Francis Murphy (Australian cleric)
|The Most Reverend
|1st Roman Catholic Bishop|
|Diocese||Diocese of Adelaide|
|Installed||22 April 1842|
|Term ended||26 April 1858|
|Successor||Patrick Bonaventure Geoghegan|
|Consecration||8 September 1844 (Bishop) in St Mary's Cathedral, Sydney|
|Born||20 May 1795
Navan, County Meath, Ireland
|Died||26 April 1858
Adelaide, South Australia, Australia
|Buried||St. Francis Xavier's Cathedral, Adelaide|
|Denomination||Roman Catholic Church|
|Parents||Arthur Murphy and
Bridget Murphy (née Flood)
|Occupation||Roman Catholic bishop|
|Alma mater||St Finian's College, Navan;
St Patrick's College, Maynooth
Murphy was born at Navan, County Meath, Ireland, eldest son of Arthur Murphy, brewer and distiller, and his wife Bridget, née Flood. Murphy was educated at St Finian's College in Navan, then the diocesan seminary and Maynooth College. He was ordained deacon in 1824 and a priest in 1825; he worked for four years at Bradford and for about seven years at St Patrick's, Liverpool, where he met Dr William Ullathorne who enlisted Murphy for the Australian mission.

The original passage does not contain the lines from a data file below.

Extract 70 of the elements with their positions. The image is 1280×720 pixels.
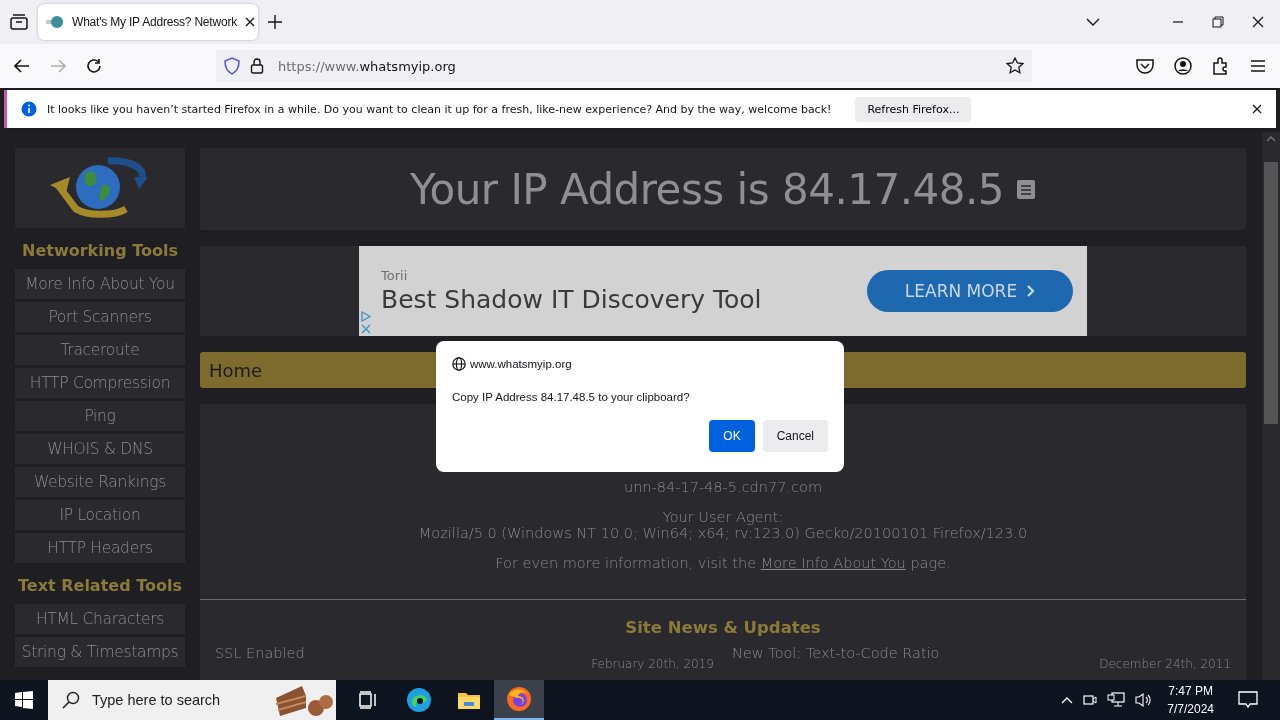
notifications-icon[interactable] bbox=[1238, 691, 1258, 709]
browser-tab[interactable]: What's My IP Address? Network bbox=[38, 4, 258, 40]
close-icon[interactable] bbox=[1252, 16, 1264, 28]
info-icon bbox=[21, 101, 37, 117]
scroll-up-icon[interactable] bbox=[1266, 136, 1276, 142]
news-date: December 24th, 2011 bbox=[1099, 657, 1231, 671]
shield-icon[interactable] bbox=[224, 57, 240, 75]
refresh-firefox-button[interactable]: Refresh Firefox... bbox=[855, 96, 972, 122]
task-view-icon[interactable] bbox=[359, 691, 379, 709]
cancel-button[interactable]: Cancel bbox=[762, 420, 828, 452]
chevron-down-icon[interactable] bbox=[1086, 18, 1100, 26]
chevron-right-icon bbox=[1027, 285, 1036, 297]
camera-icon[interactable] bbox=[1083, 692, 1098, 708]
close-icon[interactable] bbox=[1252, 104, 1262, 114]
more-info-text: For even more information, visit the More Info About You page. bbox=[495, 555, 951, 571]
chevron-up-icon[interactable] bbox=[1061, 696, 1074, 704]
sidebar-link[interactable]: WHOIS & DNS bbox=[15, 434, 185, 464]
search-icon bbox=[62, 691, 80, 709]
sidebar-link[interactable]: Ping bbox=[15, 401, 185, 431]
news-heading: Site News & Updates bbox=[625, 618, 821, 637]
ad-headline: Best Shadow IT Discovery Tool bbox=[381, 285, 763, 314]
copy-icon[interactable] bbox=[1016, 178, 1037, 200]
ip-address-heading: Your IP Address is 84.17.48.5 bbox=[409, 164, 1005, 214]
folder-icon[interactable] bbox=[457, 690, 481, 710]
sidebar-link[interactable]: HTTP Headers bbox=[15, 533, 185, 563]
learn-more-button[interactable]: LEARN MORE bbox=[867, 270, 1073, 312]
notification-message: It looks like you haven’t started Firefox in a while. Do you want to clean it up for a fresh, like-new experience? And by the way, welcome back! bbox=[47, 102, 832, 116]
ad-brand: Torii bbox=[381, 268, 409, 283]
menu-icon[interactable] bbox=[1250, 59, 1266, 73]
news-date: February 20th, 2019 bbox=[591, 657, 714, 671]
sidebar-link[interactable]: More Info About You bbox=[15, 269, 185, 299]
more-info-link[interactable]: More Info About You bbox=[760, 555, 906, 571]
sidebar-link[interactable]: Port Scanners bbox=[15, 302, 185, 332]
restore-icon[interactable] bbox=[1212, 16, 1224, 28]
puzzle-icon[interactable] bbox=[1212, 57, 1230, 75]
sidebar-link[interactable]: HTML Characters bbox=[15, 604, 185, 634]
tab-list-icon[interactable] bbox=[10, 14, 28, 30]
lock-icon bbox=[250, 58, 264, 74]
site-logo[interactable] bbox=[15, 148, 185, 228]
sidebar-link[interactable]: Website Rankings bbox=[15, 467, 185, 497]
volume-icon[interactable] bbox=[1135, 692, 1154, 708]
taskbar-clock[interactable]: 7:47 PM 7/7/2024 bbox=[1167, 682, 1214, 718]
windows-start-icon[interactable] bbox=[15, 691, 33, 709]
taskbar-app[interactable] bbox=[494, 680, 544, 720]
dialog-origin: www.whatsmyip.org bbox=[470, 358, 572, 370]
firefox-icon[interactable] bbox=[506, 686, 532, 712]
sidebar-link[interactable]: String & Timestamps bbox=[15, 637, 185, 667]
ad-banner[interactable]: Torii Best Shadow IT Discovery Tool LEARN MORE bbox=[359, 246, 1087, 336]
scrollbar[interactable] bbox=[1262, 132, 1280, 680]
sidebar-link[interactable]: Traceroute bbox=[15, 335, 185, 365]
user-agent-text: Mozilla/5.0 (Windows NT 10.0; Win64; x64; rv:123.0) Gecko/20100101 Firefox/123.0 bbox=[418, 525, 1028, 541]
sidebar-link[interactable]: IP Location bbox=[15, 500, 185, 530]
dialog-message: Copy IP Address 84.17.48.5 to your clipboard? bbox=[452, 391, 691, 403]
close-icon[interactable] bbox=[245, 17, 255, 27]
account-icon[interactable] bbox=[1174, 57, 1192, 75]
new-tab-icon[interactable] bbox=[268, 15, 282, 29]
star-icon[interactable] bbox=[1006, 57, 1024, 75]
section-heading: Networking Tools bbox=[21, 240, 179, 262]
ok-button[interactable]: OK bbox=[709, 420, 755, 452]
address-bar[interactable]: https://www.whatsmyip.org bbox=[216, 50, 1032, 82]
reload-icon[interactable] bbox=[86, 58, 102, 74]
sidebar-link[interactable]: HTTP Compression bbox=[15, 368, 185, 398]
network-icon[interactable] bbox=[1107, 692, 1126, 708]
pocket-icon[interactable] bbox=[1136, 58, 1154, 74]
user-agent-label: Your User Agent: bbox=[662, 509, 784, 525]
section-heading: Text Related Tools bbox=[17, 575, 183, 597]
taskbar-search-field[interactable]: Type here to search bbox=[48, 680, 336, 720]
hostname-text: unn-84-17-48-5.cdn77.com bbox=[623, 479, 823, 495]
back-icon[interactable] bbox=[14, 59, 30, 73]
edge-icon[interactable] bbox=[406, 687, 432, 713]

Murphy arrived in Sydney in July 1838 and his influence was immediately felt in the diocese. There was much sectarian feeling in Sydney, Murphy proved to be an able defender of his Church. In November 1840, when Bishop John Polding left Sydney on a visit to Europe, Murphy was appointed vicar-general of the diocese during the bishop's absence. On 8 September 1844 Murphy was consecrated first bishop of Adelaide at St Mary's Cathedral, Sydney. In the following month went to Adelaide, calling in at Port Phillip where he officiated at the first Pontifical High Mass celebrated in Melbourne.
First Bishop of Adelaide
When Murphy began his work in Adelaide, he did not have a church, school or presbytery; and only one priest to assist him. At this stage he was advised that a Mr W. Leigh of Leamington, England, had given over £2,000 for the use of the Adelaide diocese. This money was invaluable at the moment, and though the adherents of the church were few in number and their means were mostly small, in less than two years there were three churches, and an additional priest had arrived. In common with the other sects the Roman Catholics were allotted a small government grant for five years from 1846, and in that year Murphy visited Europe, returning in 1847 with two additional priests. In 1849 Murphy felt it necessary to renounce the government grant on account of the conditions imposed with it. The gold rush to Victoria in 1851 very nearly emptied Adelaide and the diocese was in great difficulties. One of the priests, however, followed his flock to the diggings, and succeeded in raising £1,500 which was spent on land as an endowment for the diocese, and soon afterwards Mr Leigh presented it with a farm of 600 acres (2.4 km2) near Adelaide.
Murphy was untiring in his work, travelling and preaching in all the settled parts of the colony, and his diocese gradually prospered. At the time of his death there were 21 churches and 13 priests. His amiable character led to his being asked on more than one occasion to act as mediator when difficulties arose in other dioceses, and while on a mission of this kind in Tasmania in connexion with the unfortunate differences between Bishop Robert Willson and Arch-priest Therry, Murphy contracted a severe cold which developed into consumption (tuberculosis). He died at Adelaide on 26 April 1858 and is buried in St. Francis Xavier's Cathedral, Adelaide.
Murphy was a tall, active man, simple in manner and tastes, and though sometimes hasty tempered, had a kind nature. He had a good voice, was an excellent preacher, and was eminently fitted to be the pioneer bishop in a colony where his co-religionists were comparatively few in number.